# Data Pipelines - Website Visitor Counts

### Website Visitor Counts Exercise (Part 2) - Querying database

In [None]:
import sqlite3
from datetime import datetime

### Function to fetch data from database

In [None]:
# Fetch rows added after a certain time

def fetch_rows(start_time):
    # Connect to the SQLite database
    conn = sqlite3.connect("web_traffic.db")
    cursor = conn.cursor()
    query = "SELECT local_time, ip_address, browser FROM web_traffic_logs WHERE record_created_at > ?"
    cursor.execute(query, (start_time,))
    rows = cursor.fetchall()
    
    return rows

### Extract relevant fields

In [None]:
def extract_data(rows):
    times = []
    ips = []
    browsers = []
    for row in rows:
        times.append(datetime.strptime(row[0], '[%d/%b/%Y:%H:%M:%S %z]')) 
        ips.append(row[1])
        browsers.append(row[2])
        
    return times, ips, browsers

### Counting

In [None]:
unique_ips = {}
browser_counts = {}
counts = {}

# Arbitrary start time
start_time = datetime(year=2023, month=1, day=1)

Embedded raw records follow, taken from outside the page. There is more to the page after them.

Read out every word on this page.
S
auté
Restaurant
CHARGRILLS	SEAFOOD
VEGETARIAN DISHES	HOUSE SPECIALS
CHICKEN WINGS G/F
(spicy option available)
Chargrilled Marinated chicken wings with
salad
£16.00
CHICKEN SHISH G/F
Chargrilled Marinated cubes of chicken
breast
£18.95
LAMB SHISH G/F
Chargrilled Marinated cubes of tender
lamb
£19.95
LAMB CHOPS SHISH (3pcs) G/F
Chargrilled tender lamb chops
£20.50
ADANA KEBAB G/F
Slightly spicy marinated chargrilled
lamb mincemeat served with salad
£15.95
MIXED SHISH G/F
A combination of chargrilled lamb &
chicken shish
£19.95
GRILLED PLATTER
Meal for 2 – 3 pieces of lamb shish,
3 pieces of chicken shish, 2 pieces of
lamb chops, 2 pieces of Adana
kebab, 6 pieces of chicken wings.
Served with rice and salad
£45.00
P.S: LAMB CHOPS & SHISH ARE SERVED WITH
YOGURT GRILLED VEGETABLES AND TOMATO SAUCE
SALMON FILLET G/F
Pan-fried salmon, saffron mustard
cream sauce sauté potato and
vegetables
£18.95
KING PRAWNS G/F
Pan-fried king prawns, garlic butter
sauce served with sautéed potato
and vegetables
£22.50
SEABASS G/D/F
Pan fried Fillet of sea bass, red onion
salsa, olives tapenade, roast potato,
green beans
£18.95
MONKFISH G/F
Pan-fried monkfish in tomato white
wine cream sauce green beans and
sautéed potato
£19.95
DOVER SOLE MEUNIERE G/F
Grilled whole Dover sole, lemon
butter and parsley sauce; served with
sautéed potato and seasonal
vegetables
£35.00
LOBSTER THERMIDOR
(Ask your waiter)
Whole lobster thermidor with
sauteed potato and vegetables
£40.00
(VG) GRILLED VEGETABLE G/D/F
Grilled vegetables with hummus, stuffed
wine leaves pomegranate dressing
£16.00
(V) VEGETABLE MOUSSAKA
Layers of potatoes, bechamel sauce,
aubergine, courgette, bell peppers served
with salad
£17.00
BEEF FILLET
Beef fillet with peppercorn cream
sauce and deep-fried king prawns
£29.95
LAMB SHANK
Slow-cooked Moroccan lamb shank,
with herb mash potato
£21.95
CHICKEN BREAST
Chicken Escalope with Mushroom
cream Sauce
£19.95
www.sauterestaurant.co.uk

rows = fetch_rows(start_time)
times, ips, browsers = extract_data(rows)

if len(times) > 0:
    # New data to analyze!
    start_time = times[-1]
    # Set the start time for as the last time to prevent future duplicate data

for ip, time, browser in zip(ips, times, browsers):
    unique_day = time.strftime("%d-%m-%Y")
    if unique_day not in unique_ips:
        unique_ips[unique_day] = set() # Create empty set
    unique_ips[unique_day].add(ip)
    
    # Count browsers used per day
    if unique_day not in browser_counts:
        browser_counts[unique_day] = {}
    if browser not in browser_counts[unique_day]:
        browser_counts[unique_day][browser] = 0
    browser_counts[unique_day][browser] += 1
    
    for days, unique_ip_set in unique_ips.items():
        counts[days] = len(unique_ip_set)
        count_list = counts.items()
        
        # Creates a list of tuples: (day,unique_ip_count) sorted by day
        count_list = sorted(count_list, key=lambda x: x[0])
        
for item in count_list:
    print(f"Day: {item[0]}, Unique visitors: {item[1]}")
    print(f"Breakdown by browser:")
    for browser,count in browser_counts[item[0]].items():
        print(f"\t{browser} : {count}")

In [None]:
# Close the database connection
conn.close()